ONE-PAGE PROJECT DESCRIPTION (May 2023)

Cold hardiness of soybean gall midge: Foundations for pest forecasting and cultural control
Robert Koch, Bruce Potter and Anthony Hanson (University of Minnesota)

Soybean gall midge is a new devastating pest of soybean in the Midwest. Infestations cause wilting, lodging and death of soybean plants, and have resulted in significant yield reductions. Currently, this pest is known to occur in Minnesota, Nebraska, Iowa, South Dakota, and Missouri.

Cold winter temperatures are an important factor, among several, limiting the spread and population growth of insects in northern states, like Minnesota. Infestations by soybean gall midge have been more severe in Nebraska than in Minnesota. It remains unknown what role cold winter temperatures in northern areas may be playing in limiting populations of this pest. Understanding how a new pest like soybean gall midge responds to cold temperatures is foundational information for understanding its pest potential and for developing pest management programs. The ability of organisms to survive exposure to cold temperatures is referred to as their cold hardiness. Because the soybean gall midge is such a new pest, there is no knowledge about its cold hardiness, and therefore we are limited in our abilities to predict how widespread it may become in Minnesota and to predict spring populations based on winter temperatures.

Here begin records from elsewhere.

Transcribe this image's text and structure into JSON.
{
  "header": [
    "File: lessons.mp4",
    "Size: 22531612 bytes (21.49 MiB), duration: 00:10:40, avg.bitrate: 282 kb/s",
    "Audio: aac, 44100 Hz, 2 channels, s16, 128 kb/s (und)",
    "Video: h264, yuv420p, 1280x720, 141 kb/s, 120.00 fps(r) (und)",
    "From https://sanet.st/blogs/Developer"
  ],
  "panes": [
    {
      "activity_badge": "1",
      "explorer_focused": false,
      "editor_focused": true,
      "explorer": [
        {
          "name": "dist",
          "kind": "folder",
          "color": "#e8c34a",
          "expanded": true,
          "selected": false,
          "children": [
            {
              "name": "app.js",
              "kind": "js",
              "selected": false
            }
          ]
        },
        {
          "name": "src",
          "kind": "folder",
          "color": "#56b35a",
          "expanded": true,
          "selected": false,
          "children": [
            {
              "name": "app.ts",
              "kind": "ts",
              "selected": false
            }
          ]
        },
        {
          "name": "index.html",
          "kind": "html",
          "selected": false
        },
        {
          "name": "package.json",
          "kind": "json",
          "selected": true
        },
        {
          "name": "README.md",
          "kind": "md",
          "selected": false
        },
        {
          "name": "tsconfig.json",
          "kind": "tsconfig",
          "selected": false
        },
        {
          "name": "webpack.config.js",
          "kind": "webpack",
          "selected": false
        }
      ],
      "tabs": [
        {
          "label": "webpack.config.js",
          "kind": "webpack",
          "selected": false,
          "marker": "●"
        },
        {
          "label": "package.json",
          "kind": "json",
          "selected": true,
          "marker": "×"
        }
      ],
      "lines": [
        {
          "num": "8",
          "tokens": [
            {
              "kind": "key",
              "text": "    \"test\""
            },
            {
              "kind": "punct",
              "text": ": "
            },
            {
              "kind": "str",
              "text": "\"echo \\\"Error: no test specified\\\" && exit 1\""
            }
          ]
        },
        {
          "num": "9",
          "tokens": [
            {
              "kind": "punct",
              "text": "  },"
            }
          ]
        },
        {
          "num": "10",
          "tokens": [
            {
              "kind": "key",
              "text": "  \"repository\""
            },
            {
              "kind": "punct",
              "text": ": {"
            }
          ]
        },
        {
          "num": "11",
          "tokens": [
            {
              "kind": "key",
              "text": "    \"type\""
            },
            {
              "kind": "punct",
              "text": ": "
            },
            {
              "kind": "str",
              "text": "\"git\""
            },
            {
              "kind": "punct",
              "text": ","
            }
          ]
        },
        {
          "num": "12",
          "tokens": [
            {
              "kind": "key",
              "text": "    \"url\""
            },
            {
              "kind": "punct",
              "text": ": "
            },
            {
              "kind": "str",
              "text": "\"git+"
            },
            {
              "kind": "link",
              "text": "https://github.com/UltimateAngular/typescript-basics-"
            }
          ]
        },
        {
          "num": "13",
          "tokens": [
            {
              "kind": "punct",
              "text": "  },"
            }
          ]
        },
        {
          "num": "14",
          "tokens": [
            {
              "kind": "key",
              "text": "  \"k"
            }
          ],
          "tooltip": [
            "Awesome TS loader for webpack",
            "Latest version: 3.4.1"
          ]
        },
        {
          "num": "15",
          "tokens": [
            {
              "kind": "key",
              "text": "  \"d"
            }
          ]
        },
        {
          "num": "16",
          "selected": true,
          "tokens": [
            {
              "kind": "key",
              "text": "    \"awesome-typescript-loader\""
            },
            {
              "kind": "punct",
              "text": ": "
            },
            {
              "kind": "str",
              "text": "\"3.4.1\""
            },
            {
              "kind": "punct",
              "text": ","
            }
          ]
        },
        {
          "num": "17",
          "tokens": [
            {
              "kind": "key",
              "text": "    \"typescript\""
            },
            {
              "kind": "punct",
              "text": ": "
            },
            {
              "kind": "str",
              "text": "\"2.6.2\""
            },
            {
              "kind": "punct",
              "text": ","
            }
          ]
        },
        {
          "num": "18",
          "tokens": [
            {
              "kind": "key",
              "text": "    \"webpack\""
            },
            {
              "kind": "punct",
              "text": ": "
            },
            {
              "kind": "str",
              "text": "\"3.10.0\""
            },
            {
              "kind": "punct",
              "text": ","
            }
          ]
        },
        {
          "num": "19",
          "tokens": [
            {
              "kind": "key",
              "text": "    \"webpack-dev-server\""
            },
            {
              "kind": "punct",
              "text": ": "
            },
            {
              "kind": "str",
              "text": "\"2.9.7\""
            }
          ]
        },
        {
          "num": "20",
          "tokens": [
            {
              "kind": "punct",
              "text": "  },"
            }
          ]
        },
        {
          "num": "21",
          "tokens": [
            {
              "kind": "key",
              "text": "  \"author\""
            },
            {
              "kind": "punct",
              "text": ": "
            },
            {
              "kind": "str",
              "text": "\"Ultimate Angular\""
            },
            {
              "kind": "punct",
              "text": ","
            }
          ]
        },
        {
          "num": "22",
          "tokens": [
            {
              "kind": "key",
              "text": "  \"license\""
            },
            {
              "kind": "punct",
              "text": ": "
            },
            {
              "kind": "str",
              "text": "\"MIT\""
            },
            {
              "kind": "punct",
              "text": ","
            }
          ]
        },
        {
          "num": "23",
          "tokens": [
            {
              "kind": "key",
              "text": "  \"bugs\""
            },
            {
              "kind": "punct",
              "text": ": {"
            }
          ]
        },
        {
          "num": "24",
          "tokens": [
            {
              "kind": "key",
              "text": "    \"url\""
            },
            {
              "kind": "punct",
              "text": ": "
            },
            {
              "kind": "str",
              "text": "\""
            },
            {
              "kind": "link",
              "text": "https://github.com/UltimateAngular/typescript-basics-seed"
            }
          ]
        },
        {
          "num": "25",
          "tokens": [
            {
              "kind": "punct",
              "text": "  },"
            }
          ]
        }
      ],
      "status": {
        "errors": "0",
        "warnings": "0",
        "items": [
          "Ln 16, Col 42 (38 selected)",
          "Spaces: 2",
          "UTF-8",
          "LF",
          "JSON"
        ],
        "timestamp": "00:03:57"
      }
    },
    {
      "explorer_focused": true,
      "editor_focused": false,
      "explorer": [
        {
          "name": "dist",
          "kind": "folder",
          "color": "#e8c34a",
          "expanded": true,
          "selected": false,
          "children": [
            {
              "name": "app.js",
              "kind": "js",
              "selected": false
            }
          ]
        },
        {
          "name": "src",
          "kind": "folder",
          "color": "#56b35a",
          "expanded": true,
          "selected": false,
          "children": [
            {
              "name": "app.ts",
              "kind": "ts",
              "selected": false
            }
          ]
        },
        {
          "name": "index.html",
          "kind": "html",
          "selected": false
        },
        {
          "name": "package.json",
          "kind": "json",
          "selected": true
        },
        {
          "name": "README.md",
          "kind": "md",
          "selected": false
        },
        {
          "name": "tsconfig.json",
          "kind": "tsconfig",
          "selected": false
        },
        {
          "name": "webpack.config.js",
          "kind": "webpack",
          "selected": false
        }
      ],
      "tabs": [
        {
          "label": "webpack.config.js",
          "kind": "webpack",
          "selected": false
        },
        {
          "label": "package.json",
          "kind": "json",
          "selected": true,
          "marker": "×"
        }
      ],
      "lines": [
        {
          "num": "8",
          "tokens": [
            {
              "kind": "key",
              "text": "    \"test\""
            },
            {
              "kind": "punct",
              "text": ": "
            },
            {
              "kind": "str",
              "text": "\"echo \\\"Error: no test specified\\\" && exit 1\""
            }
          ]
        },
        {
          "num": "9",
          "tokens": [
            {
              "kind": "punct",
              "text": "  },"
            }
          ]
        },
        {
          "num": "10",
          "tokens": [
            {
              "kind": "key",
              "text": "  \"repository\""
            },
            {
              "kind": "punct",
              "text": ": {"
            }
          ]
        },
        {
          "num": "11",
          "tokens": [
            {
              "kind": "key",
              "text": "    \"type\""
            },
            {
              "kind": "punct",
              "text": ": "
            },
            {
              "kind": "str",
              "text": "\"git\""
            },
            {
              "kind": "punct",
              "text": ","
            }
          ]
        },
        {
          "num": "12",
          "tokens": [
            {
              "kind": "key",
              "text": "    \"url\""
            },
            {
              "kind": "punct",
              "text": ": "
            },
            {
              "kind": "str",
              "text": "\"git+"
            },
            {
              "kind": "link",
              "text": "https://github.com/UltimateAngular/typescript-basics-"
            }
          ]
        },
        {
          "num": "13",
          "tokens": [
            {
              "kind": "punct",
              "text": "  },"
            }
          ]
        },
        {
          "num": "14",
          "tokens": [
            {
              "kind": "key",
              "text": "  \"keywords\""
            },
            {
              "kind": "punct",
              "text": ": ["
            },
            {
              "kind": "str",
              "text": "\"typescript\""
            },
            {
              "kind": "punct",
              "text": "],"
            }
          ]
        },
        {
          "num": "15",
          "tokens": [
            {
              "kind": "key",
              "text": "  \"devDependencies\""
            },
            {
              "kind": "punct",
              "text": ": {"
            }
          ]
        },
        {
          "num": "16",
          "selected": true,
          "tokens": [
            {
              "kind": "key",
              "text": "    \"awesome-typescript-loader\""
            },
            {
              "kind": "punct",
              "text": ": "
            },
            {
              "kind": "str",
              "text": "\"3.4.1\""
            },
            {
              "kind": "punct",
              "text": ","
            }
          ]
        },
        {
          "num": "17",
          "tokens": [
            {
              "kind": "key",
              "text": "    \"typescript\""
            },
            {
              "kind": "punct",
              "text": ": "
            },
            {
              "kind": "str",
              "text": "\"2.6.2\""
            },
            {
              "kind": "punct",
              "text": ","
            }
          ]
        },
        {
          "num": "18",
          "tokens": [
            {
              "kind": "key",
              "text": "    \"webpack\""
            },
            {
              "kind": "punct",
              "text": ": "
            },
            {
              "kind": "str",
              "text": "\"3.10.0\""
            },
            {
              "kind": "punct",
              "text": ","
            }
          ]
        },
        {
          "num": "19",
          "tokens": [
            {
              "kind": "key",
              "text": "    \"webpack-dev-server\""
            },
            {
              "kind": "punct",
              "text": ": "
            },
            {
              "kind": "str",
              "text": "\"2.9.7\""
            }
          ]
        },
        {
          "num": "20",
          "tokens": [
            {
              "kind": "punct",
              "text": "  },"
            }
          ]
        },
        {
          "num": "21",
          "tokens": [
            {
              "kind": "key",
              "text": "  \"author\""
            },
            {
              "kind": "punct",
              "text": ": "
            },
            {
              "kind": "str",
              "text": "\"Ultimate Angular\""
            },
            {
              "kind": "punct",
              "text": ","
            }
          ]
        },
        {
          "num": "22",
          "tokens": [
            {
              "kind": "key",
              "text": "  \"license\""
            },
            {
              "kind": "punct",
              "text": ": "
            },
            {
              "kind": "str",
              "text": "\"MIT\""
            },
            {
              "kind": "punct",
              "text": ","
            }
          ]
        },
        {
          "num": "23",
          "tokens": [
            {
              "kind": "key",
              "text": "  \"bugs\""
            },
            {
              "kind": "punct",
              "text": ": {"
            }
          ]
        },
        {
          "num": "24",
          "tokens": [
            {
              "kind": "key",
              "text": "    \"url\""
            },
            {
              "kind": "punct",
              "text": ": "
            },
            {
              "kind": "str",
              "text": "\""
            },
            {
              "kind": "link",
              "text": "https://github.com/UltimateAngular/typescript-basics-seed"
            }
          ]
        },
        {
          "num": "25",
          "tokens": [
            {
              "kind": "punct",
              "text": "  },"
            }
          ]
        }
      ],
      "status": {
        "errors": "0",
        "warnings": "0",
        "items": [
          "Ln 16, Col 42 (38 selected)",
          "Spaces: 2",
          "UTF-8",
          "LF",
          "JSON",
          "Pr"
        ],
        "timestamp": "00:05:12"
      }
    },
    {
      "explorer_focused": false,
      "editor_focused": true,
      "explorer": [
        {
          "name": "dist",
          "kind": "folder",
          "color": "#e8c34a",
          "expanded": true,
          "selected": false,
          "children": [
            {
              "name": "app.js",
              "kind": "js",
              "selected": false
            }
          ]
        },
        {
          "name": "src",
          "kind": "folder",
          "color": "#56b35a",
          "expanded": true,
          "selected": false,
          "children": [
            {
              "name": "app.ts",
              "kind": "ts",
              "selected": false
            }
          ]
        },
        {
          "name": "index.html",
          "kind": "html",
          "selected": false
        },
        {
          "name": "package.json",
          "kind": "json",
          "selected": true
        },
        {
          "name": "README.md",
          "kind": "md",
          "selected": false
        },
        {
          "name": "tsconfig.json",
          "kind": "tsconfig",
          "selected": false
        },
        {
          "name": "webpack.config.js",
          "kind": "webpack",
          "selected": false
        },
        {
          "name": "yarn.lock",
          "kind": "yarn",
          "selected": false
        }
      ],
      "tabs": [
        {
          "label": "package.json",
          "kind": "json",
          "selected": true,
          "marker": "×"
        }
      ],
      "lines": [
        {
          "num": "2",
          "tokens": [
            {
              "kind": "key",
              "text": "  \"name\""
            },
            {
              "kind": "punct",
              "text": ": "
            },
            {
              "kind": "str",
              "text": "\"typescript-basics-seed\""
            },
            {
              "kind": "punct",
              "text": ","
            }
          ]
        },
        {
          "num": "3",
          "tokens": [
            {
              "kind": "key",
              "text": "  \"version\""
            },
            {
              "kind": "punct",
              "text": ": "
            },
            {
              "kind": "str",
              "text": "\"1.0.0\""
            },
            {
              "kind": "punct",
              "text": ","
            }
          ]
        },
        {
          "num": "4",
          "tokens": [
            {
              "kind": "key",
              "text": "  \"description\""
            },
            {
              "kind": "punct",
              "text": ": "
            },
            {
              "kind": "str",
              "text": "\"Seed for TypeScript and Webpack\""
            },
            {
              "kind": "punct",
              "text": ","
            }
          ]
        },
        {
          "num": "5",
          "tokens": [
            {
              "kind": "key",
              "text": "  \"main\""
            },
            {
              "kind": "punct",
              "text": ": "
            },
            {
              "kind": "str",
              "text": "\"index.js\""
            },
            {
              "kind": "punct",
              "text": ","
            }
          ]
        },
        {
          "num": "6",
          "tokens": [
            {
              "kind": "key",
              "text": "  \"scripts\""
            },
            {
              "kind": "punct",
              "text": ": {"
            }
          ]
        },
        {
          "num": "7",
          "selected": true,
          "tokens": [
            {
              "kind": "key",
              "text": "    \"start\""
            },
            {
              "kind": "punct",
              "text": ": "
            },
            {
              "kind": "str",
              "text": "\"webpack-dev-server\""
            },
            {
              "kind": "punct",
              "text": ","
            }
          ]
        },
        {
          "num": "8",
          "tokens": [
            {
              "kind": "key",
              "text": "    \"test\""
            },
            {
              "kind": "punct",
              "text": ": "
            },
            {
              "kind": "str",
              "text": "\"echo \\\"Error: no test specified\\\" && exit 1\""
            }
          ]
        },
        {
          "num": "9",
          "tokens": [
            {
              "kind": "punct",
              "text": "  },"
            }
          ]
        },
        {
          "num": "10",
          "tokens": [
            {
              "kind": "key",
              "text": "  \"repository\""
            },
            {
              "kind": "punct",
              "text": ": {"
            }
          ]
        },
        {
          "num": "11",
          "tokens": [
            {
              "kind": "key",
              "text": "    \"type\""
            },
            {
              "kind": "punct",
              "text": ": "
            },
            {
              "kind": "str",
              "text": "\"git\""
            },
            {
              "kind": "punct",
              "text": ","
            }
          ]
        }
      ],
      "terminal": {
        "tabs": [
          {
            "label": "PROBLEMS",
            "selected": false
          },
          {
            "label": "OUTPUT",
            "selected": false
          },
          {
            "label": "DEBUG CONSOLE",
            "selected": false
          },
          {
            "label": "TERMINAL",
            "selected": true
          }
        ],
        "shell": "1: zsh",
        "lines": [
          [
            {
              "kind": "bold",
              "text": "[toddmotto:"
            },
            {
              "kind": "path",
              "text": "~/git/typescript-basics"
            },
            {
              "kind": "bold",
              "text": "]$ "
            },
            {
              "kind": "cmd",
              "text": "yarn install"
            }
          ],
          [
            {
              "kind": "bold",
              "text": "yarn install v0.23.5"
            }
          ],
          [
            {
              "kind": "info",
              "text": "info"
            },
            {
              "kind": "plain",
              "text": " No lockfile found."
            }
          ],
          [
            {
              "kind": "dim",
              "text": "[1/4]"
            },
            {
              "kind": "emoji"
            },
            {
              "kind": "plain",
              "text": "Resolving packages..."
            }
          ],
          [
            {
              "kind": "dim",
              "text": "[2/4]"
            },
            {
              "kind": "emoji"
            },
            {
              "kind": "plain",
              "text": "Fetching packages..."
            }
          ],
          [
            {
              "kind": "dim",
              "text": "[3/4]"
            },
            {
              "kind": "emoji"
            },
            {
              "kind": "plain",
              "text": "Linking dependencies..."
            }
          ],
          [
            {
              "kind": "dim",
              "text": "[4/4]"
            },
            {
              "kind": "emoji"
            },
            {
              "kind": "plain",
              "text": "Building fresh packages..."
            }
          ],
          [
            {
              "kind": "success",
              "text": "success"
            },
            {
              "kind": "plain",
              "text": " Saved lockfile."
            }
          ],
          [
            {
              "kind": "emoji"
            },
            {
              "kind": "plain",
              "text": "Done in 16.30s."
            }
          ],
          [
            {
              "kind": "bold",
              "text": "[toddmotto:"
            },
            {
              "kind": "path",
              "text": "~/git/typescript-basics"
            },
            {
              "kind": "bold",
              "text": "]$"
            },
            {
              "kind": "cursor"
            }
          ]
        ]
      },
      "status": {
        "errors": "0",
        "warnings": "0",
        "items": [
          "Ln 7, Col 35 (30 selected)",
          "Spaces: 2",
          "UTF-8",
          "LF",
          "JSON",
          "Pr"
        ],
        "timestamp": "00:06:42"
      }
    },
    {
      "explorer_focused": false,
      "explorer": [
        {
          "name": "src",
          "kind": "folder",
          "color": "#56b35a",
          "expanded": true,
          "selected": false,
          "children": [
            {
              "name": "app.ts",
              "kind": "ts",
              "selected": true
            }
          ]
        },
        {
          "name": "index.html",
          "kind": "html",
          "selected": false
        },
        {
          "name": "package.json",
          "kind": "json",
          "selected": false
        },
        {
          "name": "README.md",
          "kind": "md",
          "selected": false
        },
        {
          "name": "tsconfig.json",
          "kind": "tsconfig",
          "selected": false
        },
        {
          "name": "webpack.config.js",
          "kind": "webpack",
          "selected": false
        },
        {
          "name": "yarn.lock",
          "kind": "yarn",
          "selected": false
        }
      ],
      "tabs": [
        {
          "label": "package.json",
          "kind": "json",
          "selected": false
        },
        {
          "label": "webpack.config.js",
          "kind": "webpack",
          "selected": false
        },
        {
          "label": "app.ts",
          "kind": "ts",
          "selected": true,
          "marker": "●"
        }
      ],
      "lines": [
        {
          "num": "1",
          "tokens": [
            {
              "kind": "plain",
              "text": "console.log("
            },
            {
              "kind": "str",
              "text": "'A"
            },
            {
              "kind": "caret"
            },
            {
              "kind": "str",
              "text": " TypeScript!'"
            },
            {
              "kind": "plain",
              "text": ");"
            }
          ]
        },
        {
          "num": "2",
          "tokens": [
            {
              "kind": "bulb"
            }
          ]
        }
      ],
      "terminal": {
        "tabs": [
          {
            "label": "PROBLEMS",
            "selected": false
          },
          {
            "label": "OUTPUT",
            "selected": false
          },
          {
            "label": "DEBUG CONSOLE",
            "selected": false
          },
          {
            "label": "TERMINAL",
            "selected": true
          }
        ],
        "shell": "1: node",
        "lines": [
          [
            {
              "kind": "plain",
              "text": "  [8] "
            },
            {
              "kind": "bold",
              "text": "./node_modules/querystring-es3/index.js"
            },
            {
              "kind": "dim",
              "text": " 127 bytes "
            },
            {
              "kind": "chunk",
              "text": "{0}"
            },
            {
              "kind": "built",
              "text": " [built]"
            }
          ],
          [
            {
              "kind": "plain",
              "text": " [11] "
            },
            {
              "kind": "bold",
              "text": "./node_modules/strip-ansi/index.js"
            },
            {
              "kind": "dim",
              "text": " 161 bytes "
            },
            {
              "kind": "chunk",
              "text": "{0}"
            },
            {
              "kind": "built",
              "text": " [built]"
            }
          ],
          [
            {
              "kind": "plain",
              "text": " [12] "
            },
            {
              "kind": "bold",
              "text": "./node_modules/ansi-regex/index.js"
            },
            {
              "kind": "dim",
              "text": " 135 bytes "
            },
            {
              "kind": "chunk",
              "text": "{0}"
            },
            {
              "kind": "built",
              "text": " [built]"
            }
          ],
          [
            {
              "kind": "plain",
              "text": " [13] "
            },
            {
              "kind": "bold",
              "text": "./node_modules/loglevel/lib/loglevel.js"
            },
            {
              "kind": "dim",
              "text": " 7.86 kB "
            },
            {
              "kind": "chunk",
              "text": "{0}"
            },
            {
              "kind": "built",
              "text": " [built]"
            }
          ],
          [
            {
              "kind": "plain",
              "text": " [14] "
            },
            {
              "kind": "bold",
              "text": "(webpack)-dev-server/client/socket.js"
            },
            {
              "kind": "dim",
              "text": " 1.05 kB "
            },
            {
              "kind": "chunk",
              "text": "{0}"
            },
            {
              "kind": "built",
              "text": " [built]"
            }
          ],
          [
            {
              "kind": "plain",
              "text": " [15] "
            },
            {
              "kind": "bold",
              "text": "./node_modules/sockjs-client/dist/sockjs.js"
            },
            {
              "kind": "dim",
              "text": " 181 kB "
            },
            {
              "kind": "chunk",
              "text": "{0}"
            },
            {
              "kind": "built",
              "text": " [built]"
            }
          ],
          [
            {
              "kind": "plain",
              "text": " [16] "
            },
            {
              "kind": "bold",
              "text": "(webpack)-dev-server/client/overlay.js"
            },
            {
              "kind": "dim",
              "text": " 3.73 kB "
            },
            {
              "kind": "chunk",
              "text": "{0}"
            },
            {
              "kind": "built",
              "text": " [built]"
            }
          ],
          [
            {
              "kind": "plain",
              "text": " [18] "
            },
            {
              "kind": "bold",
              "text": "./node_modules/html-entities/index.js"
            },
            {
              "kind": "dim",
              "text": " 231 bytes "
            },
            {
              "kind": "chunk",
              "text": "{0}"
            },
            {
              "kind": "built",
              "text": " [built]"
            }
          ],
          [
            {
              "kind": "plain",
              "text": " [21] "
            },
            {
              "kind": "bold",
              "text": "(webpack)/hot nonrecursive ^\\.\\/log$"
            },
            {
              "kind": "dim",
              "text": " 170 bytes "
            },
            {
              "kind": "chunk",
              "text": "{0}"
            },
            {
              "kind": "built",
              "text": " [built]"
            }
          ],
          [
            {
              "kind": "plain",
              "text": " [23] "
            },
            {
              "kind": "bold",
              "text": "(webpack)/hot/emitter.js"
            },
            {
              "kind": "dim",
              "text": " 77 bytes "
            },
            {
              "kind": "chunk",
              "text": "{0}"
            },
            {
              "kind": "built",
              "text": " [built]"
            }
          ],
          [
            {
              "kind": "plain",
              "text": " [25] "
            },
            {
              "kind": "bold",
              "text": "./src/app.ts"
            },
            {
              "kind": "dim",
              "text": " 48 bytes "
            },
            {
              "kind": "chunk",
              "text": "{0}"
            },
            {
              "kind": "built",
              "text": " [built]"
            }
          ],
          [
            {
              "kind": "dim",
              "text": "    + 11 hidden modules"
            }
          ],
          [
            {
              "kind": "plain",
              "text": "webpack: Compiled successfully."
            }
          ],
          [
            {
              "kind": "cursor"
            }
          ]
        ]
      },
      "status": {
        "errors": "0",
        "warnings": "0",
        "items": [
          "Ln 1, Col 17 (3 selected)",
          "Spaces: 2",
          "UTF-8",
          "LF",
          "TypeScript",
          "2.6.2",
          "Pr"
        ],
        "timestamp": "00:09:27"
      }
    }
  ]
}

Research performed in 2022 was successful for development of methods for assessing the cold hardiness of this pest. The main focus of the project was on late-season cold hardiness, which is more relevant to real-world overwintering survival of a pest. An exciting first outcome of this work is that we developed methods to successfully “trick” filed-collected larvae to develop into the overwintering stage (third instar larvae in cocoons). We then subjected these cocoons to four different acclimation regimes (simulated fall/winter conditions: 1 or 2 month at 3 or 13 degrees Celsius with short day length) and measured their cold hardiness through assessment of their freezing points and lethal temperatures. On average across regimes, the super-cooling points (freezing points) were around -25 degrees Celsius. In the lethal temperature experiment, insects were cooled to -10, -15, -20, -25 or -30 degrees C (with additional insects maintained at room temperature as a control) and immediately rewarmed to assess survival. This experiment assess survival after an acute (short term) exposure to cold. Survival decreased greatly between -20 and -25 degrees C. A question remained about what temperatures the pest could experience in the soil under the snow in winter months. Therefore, we compared these critical temperatures (-20 and -25 degrees C) to soil temperatures experienced across a south-north gradient in Minnesota. We found it to be very unlikely that soil temperatures would reach these critical values, suggesting that winter temperatures might not impact the survival of this pest. In year two of this project, we will repeat the above mentioned research and try to add a component to look at longer term exposure to cold temperatures, which is more relevant to what insects experience in the field.